Quotes about Relationships
The only fruitful relation to human beings—particularly to the weak among them—is love, that is, the will to enter into and to keep community with them. God did not hold human beings in contempt but became human for their sake.
— Dietrich Bonhoeffer
Self-centered love loves the other for the sake of itself; spiritual love loves the other for the sake of Christ.
— Dietrich Bonhoeffer
A Christian fellowship lives and exists by the intercession of its members for one another, or it collapses.
— Dietrich Bonhoeffer
In normal life one is often not at all aware that we always receive infinitely more than we give, and that gratitude is what enriches life. One easily overestimates the importance of one's own acts and deeds, compared with what we become only through other people.
— Dietrich Bonhoeffer
God does not will that I should fashion the other person according to the image that seems good to me, that is, in my own image; rather in his very freedom from me God made this person in his image. I can never know beforehand how God's image should appear in others.
— Dietrich Bonhoeffer
The wish to be independent in everything is false pride. Even what we owe to others belongs to ourselves and is a part of our own lives, and any attempt to calculate what we have 'earned' for ourselves and what we owe to other people is certainly not Christian, and is, moreover, a futile undertaking.
— Dietrich Bonhoeffer
Spiritual love will speak to Christ about a brother more than to a brother about Christ.

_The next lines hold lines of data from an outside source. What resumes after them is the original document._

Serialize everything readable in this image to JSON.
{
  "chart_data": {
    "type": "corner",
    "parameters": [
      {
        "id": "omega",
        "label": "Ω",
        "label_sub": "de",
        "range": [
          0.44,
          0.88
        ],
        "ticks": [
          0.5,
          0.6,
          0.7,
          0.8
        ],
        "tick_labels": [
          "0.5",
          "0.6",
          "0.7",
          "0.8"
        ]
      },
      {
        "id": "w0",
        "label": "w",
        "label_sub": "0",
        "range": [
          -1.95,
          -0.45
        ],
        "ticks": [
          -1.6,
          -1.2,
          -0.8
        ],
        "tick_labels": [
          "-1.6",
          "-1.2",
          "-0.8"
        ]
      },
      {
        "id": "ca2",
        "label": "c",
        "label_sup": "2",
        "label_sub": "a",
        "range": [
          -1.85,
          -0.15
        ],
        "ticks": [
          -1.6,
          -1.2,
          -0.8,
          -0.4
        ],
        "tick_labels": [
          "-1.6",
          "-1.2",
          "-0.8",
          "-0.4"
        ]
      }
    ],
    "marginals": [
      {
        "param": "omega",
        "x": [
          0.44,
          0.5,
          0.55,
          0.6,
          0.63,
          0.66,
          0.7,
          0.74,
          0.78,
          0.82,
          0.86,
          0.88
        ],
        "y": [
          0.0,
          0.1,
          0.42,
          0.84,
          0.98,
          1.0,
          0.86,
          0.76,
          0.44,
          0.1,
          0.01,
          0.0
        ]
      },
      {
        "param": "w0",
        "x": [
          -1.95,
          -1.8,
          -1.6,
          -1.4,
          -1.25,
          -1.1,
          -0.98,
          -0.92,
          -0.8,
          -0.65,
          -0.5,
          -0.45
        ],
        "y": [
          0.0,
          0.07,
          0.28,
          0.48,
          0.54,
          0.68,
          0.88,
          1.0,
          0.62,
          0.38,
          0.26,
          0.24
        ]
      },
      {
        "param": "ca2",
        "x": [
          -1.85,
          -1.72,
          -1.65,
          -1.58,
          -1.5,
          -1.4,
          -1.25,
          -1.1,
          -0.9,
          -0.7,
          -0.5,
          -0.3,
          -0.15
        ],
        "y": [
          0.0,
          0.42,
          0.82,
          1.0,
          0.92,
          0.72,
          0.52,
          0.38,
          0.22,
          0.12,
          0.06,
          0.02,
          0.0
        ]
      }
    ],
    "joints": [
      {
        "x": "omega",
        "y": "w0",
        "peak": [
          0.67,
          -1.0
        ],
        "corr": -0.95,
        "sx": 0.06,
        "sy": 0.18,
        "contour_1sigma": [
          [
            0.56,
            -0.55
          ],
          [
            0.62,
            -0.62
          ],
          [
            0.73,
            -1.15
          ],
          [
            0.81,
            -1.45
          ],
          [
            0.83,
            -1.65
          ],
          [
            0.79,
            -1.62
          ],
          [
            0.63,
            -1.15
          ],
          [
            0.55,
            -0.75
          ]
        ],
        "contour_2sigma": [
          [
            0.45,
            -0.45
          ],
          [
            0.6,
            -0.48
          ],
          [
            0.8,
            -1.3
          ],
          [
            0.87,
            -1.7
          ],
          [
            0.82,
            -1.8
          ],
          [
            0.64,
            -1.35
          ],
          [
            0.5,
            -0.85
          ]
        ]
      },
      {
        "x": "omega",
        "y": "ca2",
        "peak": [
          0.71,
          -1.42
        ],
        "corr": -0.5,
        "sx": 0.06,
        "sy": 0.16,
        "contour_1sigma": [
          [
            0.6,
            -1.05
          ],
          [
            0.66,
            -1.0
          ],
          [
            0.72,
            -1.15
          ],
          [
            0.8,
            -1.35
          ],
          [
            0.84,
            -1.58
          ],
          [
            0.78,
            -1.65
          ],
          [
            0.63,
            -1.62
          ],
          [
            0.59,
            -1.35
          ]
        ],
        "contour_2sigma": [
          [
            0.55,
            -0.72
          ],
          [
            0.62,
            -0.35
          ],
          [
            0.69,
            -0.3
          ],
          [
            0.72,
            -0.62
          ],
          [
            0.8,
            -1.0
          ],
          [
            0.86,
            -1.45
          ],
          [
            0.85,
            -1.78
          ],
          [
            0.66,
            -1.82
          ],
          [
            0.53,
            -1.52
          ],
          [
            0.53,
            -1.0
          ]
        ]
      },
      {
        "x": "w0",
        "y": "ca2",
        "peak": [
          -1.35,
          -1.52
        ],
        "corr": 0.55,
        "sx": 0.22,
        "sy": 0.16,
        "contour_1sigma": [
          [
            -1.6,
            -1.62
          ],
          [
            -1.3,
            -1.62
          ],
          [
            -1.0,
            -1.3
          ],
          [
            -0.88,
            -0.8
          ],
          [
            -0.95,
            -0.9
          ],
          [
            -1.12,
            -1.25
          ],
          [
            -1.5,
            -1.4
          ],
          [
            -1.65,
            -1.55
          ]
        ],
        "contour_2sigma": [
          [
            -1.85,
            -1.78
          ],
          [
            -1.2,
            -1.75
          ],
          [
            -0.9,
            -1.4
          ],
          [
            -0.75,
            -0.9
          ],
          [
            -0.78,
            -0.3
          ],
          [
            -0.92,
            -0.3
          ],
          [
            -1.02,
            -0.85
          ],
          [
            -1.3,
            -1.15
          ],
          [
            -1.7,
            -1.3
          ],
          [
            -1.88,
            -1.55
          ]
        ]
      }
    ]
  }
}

It knows that the most direct way to others is always through prayer to Christ and that love of others is wholly dependent upon the truth in Christ.
— Dietrich Bonhoeffer
But what is the finest book, or picture, or house, or estate, to me, compared to my wife, my parents, or my friend.
— Dietrich Bonhoeffer
The person who loves their dream of community will destroy community, but the person who loves those around them will create community.
— Dietrich Bonhoeffer
Love is not concerned with a person's accomplishments, it is a response to a person's being: This is why a typical word of love is to say: I love you, because you are as you are.
— Dietrich von Hildebrand
When we love somebody, whether it be a friend, a parent, a child, whether it be conjugal love or neighborly love, the beloved person always stands before us as something precious and noble in himself.
— Dietrich von Hildebrand
A bird & a fish can fall in love, but where do they make a home?